Fluorescent Probe Imaging Assay: A Technique to Visualize Oxidative Stress in the Reactive Oxygen Species Inducer-Treated Cultured Intestinal Organoid Cells

Intestinal organoids recapitulate the gut-like crypt-villus organization having a central lumen comprising dead cells and debris. The lumen is lined by villus-like cells and budding, crypt-like protrusions harboring stem cells.

Different organoid cells produce varying levels of reactive oxygen species, ROS - by-products of metabolic activities, the accumulation of which leads to oxidative stress. 

To visualize oxidative stress in varied cells, begin by taking a multi-well plate containing cultured 3D organoids in a basement matrix. The organoid stem cells express a green fluorescence protein or GFP-tagged protein that helps distinguish them during imaging.

Supplement the wells with tert-butyl hydroperoxide - an ROS inducer - and incubate. The inducer activates the membrane-bound NADPH oxidase and stimulates ROS production inside the cells. Stem cells, being metabolically active, produce more ROS than differentiated cells.

Add ROS-sensitive fluorogenic probes. These lipophilic probes rapidly enter the cells and react with ROS to produce red fluorescence. Treat the organoids with Hoechst dye that selectively stains live cell nuclei. Image the organoids using a confocal microscope.

Organoid cells in the periphery with stained nuclei show varying degrees of red fluorescence, which is high in the GFP-expressing stem cells and low in the differentiated cells. The dead cells with inherently high ROS levels exhibit red fluorescence in the lumen.

The intensity of red fluorescence correlates with variable levels of oxidative stress in different cell types.

To visualize oxidative stress by confocal microscopy, add 1 microliter of N-acetylcysteine stock solution in the corresponding wells of the microslide eight-well chamber plated with organoids.

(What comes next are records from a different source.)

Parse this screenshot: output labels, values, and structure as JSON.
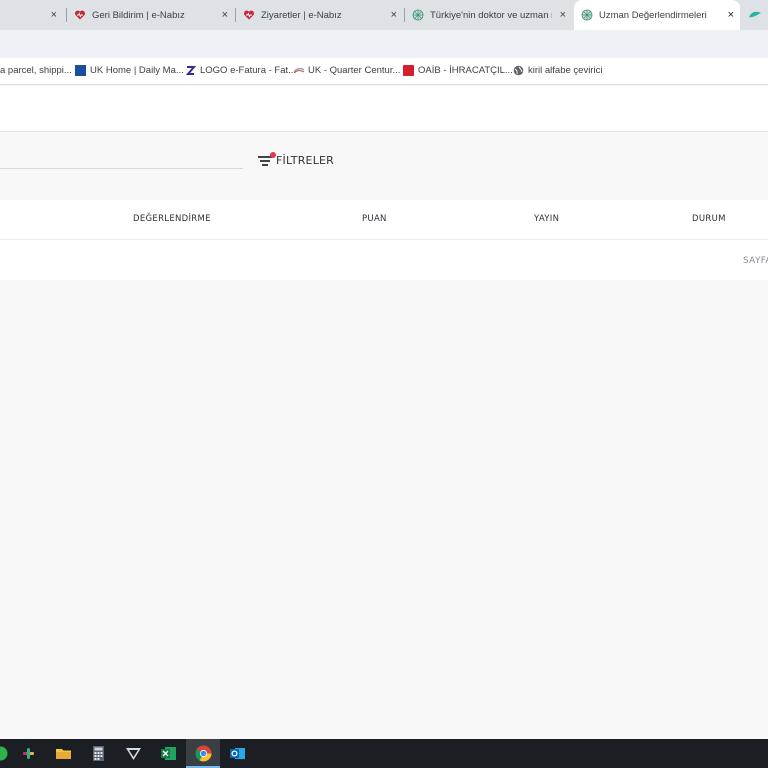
{
  "browser": {
    "tabs": [
      {
        "title": "",
        "close": "×"
      },
      {
        "title": "Geri Bildirim | e-Nabız",
        "close": "×"
      },
      {
        "title": "Ziyaretler | e-Nabız",
        "close": "×"
      },
      {
        "title": "Türkiye'nin doktor ve uzman ra",
        "close": "×"
      },
      {
        "title": "Uzman Değerlendirmeleri",
        "close": "×"
      }
    ],
    "bookmarks": [
      {
        "label": "a parcel, shippi..."
      },
      {
        "label": "UK Home | Daily Ma..."
      },
      {
        "label": "LOGO e-Fatura - Fat..."
      },
      {
        "label": "UK - Quarter Centur..."
      },
      {
        "label": "OAİB - İHRACATÇIL..."
      },
      {
        "label": "kiril alfabe çevirici"
      }
    ]
  },
  "filters": {
    "button_label": "FİLTRELER"
  },
  "table": {
    "columns": [
      "DEĞERLENDİRME",
      "PUAN",
      "YAYIN",
      "DURUM"
    ],
    "pager_text": "SAYFA"
  },
  "colors": {
    "filter_dot": "#e0394a",
    "tab_bg": "#dee1e6",
    "toolbar_bg": "#eef1f6",
    "page_bg": "#f8f8f9",
    "taskbar_bg": "#1b1f24"
  },
  "taskbar": {
    "icons": [
      "app-icon",
      "slack-icon",
      "file-explorer-icon",
      "calculator-icon",
      "vpn-icon",
      "excel-icon",
      "chrome-icon",
      "outlook-icon"
    ]
  }
}
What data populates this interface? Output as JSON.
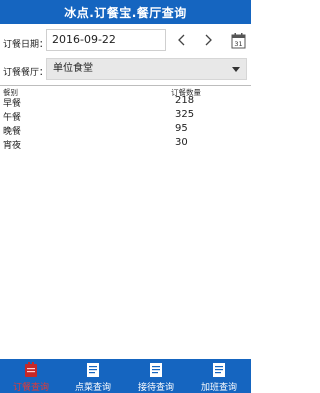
{
  "header": {
    "title": "冰点.订餐宝.餐厅查询"
  },
  "filters": {
    "date_label": "订餐日期：",
    "date_value": "2016-09-22",
    "restaurant_label": "订餐餐厅：",
    "restaurant_value": "单位食堂"
  },
  "table": {
    "columns": [
      "餐别",
      "订餐数量"
    ],
    "rows": [
      {
        "meal": "早餐",
        "count": "218"
      },
      {
        "meal": "午餐",
        "count": "325"
      },
      {
        "meal": "晚餐",
        "count": "95"
      },
      {
        "meal": "宵夜",
        "count": "30"
      }
    ]
  },
  "tabbar": {
    "tabs": [
      {
        "label": "订餐查询",
        "icon": "restaurant-icon",
        "active": true
      },
      {
        "label": "点菜查询",
        "icon": "menu-doc-icon",
        "active": false
      },
      {
        "label": "接待查询",
        "icon": "reception-doc-icon",
        "active": false
      },
      {
        "label": "加班查询",
        "icon": "overtime-doc-icon",
        "active": false
      }
    ]
  },
  "colors": {
    "primary": "#1565c0",
    "active_tab": "#e53935"
  }
}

After a 1-hour incubation, add 1 microliter of Tert-butyl hydroperoxide stock solution in the corresponding wells, and incubate for another 30 minutes. Next, add 1 microliter of the 1.25 millimolar dilution of the fluorogenic probe per well, followed by 1 microliter of 1.25 milligrams per milliliter Hoechst solution.

After another 30-minute incubation, remove the medium without disturbing the BMM, and gently add 250 microliters of warm DMEM without phenol red.

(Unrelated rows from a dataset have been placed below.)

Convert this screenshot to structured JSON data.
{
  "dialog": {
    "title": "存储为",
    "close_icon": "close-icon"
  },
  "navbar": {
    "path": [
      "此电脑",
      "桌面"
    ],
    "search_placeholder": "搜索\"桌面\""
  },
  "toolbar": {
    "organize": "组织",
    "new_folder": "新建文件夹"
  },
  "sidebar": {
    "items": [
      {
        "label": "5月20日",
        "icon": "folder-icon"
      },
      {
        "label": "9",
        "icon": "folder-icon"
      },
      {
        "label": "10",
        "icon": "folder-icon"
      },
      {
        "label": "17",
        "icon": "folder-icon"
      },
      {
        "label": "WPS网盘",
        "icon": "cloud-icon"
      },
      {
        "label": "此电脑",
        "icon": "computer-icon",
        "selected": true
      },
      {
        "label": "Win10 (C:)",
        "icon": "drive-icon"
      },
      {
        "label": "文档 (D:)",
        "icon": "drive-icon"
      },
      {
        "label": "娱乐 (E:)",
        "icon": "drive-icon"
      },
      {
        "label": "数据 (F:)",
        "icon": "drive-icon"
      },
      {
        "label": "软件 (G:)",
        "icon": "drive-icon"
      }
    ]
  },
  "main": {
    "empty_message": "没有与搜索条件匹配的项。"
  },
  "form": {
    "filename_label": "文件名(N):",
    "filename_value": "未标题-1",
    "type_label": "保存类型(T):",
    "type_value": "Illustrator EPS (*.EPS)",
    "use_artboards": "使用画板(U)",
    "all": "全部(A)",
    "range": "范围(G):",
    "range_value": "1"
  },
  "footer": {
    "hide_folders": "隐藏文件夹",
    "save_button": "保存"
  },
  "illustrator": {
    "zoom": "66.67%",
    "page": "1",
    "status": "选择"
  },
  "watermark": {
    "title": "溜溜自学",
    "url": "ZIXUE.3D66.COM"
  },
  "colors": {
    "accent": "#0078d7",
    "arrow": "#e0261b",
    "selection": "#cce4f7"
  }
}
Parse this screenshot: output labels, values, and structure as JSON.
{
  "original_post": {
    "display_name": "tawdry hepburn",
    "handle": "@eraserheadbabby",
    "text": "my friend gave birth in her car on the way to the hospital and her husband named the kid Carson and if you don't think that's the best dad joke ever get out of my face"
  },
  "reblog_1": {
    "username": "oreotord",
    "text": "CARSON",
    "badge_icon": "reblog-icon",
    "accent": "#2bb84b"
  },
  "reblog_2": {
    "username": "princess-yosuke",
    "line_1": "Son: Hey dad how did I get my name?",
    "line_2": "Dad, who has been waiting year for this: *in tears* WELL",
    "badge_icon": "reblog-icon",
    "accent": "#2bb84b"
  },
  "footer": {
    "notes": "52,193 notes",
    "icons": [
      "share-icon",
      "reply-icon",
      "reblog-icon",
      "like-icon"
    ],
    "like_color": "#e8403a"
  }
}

Image the organoids using a confocal microscope, equipped with a thermic chamber and gas supply that detects the fluorogenic probe.

Using the positive control, set up the laser intensity and time exposure for the ROS signal, and check that this signal is lower in the negative control. Next, using an eyepiece, screen the slide to identify the organoids expressing GFP, and adjust the laser intensity.

Set up a z-stack of 25 micrometers, and define positions to obtain a stitched image of the whole organoid to get a section of the organoids showing one layer of cells.